Tapes have major disadvantages that disks no longer do. With current disk systems, you have capabilities that tape just can’t match. Still hanging on to that 30% (Verified by 5 or 6 different failure rate studies) failure rate out-of-the box for your tapes? Disks have only a 3-5% failure rate for the first 3 years of constant use. and for the next 5 after that it’s still maxed out at 12%. At the same age, you’re lucky if you only have a 60% failure rate on your tapes.

Disk systems are now even better than before, shock-resistant casings that withstand 12 foot drops on concrete. RAID5 hot-swap storage modules that give you redundancy that tapes can’t even dream of accomplishing. Lightning fast restore times. And when your 5-year old tapes begin to oxidize and lose data, your hermetically sealed Disks (yes, every one already is) will still be there ready to spin up upon your request. Besides, how many tapes dedupe anyway? On a single 2 TB Disk I can keep a full week’s backups for the entire city including all the incrementals.

Disk to Disk to Disk is the current Enterprise backup model.

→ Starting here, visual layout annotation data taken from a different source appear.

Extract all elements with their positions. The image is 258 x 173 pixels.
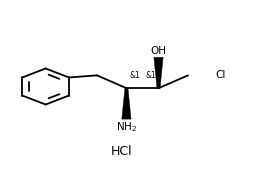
Text: &1: &1 (129, 71, 140, 80)
Text: HCl: HCl (110, 145, 132, 158)
Text: OH: OH (150, 47, 166, 56)
Text: Cl: Cl (215, 70, 225, 80)
Text: NH$_2$: NH$_2$ (116, 120, 137, 134)
Text: &1: &1 (146, 71, 156, 80)
Polygon shape (154, 57, 163, 88)
Polygon shape (122, 88, 131, 119)
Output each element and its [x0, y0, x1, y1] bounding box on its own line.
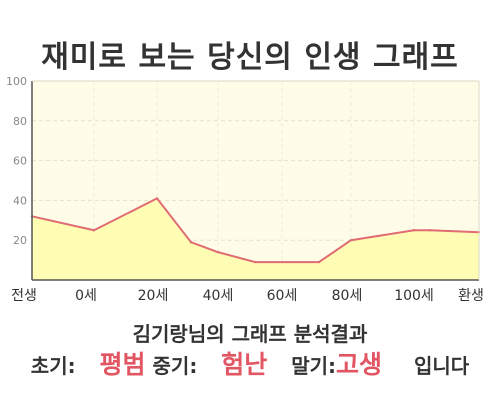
- x-tick-label: 20세: [138, 288, 169, 304]
- data-point: [317, 260, 321, 264]
- early-value: 평범: [99, 350, 146, 379]
- data-point: [428, 229, 432, 232]
- x-tick-label: 80세: [332, 288, 363, 304]
- page-title: 재미로 보는 당신의 인생 그래프: [41, 40, 459, 75]
- y-tick-label: 100: [6, 75, 27, 88]
- data-point: [155, 197, 159, 200]
- y-tick-label: 60: [13, 155, 27, 168]
- y-tick-label: 80: [13, 115, 27, 128]
- late-value: 고생: [336, 350, 383, 379]
- x-tick-label: 전생: [11, 288, 37, 304]
- y-tick-label: 40: [13, 194, 27, 207]
- early-label: 초기:: [30, 354, 76, 378]
- data-point: [92, 229, 96, 232]
- mid-label: 중기:: [152, 354, 198, 378]
- data-point: [216, 250, 220, 254]
- x-tick-label: 0세: [75, 288, 97, 304]
- analysis-subtitle: 김기랑님의 그래프 분석결과: [132, 322, 368, 346]
- y-tick-label: 20: [13, 234, 27, 247]
- data-point: [412, 229, 416, 232]
- series-area: [32, 198, 479, 280]
- late-label: 말기:: [291, 354, 337, 378]
- x-tick-label: 40세: [203, 288, 234, 304]
- data-point: [253, 260, 257, 264]
- analysis-summary: 초기: 평범 중기: 험난 말기:고생 입니다: [0, 345, 500, 381]
- x-tick-label: 60세: [267, 288, 298, 304]
- x-tick-label: 환생: [458, 288, 484, 304]
- x-tick-label: 100세: [394, 288, 434, 304]
- data-point: [349, 239, 353, 242]
- data-point: [189, 240, 193, 244]
- result-suffix: 입니다: [414, 354, 470, 378]
- mid-value: 험난: [221, 350, 268, 379]
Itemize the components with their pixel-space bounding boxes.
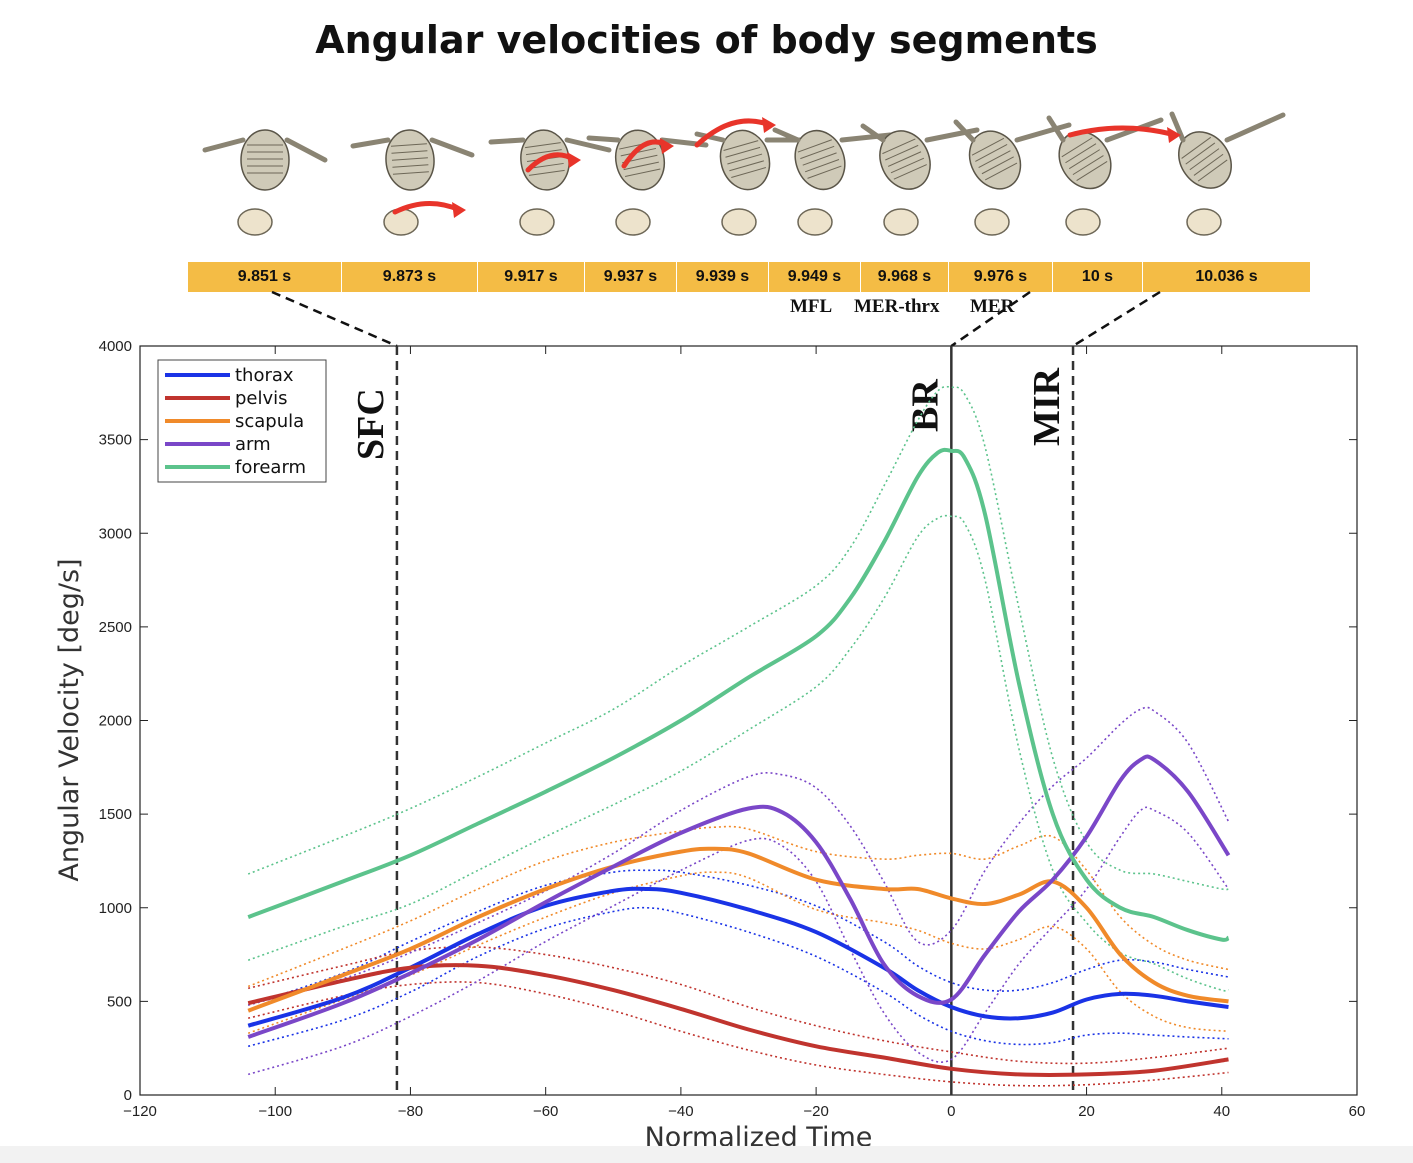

Even Iron Mountain uses redundant disks at multiple sites to save off it’s data and reserves tape only for it’s 5th or 6th tier of redundancy.

Companies like Hi Rely and others are steadily making disk backup systems competitively priced, making tapes a thing of the past.

In my opinion, based on years of experience and hard data from the current studies out there today, if you’re not using disk-based backups, your throwing away your money.

Before you scream price, there are low-cost hot swap solutions out there that will do the job just as cheaply as tape for small businesses too.

What do I use? Disk-to-Disk-to-Disk-to tape. Tape is still there, but it’s only a very last resort. 4 different recovery solutions have to fail before I head for the tape closet.

I find that fear of change has a bigger factor in why people refuse to let go of tape. A false feeling that tape, because it’s been around forever, should still be used even in the face overwhelming evidence that tape is significantly flawed as a long-term storage option.

It still floors me that even within the IT community, there are still people who believe that older technology is more stable because it’s been around longer… By all means, go back to your old 286 Desktop and have at it. I think Pong or space invaders might work on it. And while you’re at it, color flat screens are so overrated, go back to your 4-foot square green screens and see how AutoCAD handles it.

If you want to live in the dark ages and live in constant fear of losing it all, hold on to your tapes with every nostalgic bone in your body. The rest of us will rest easy knowing our data is truly safe and secure.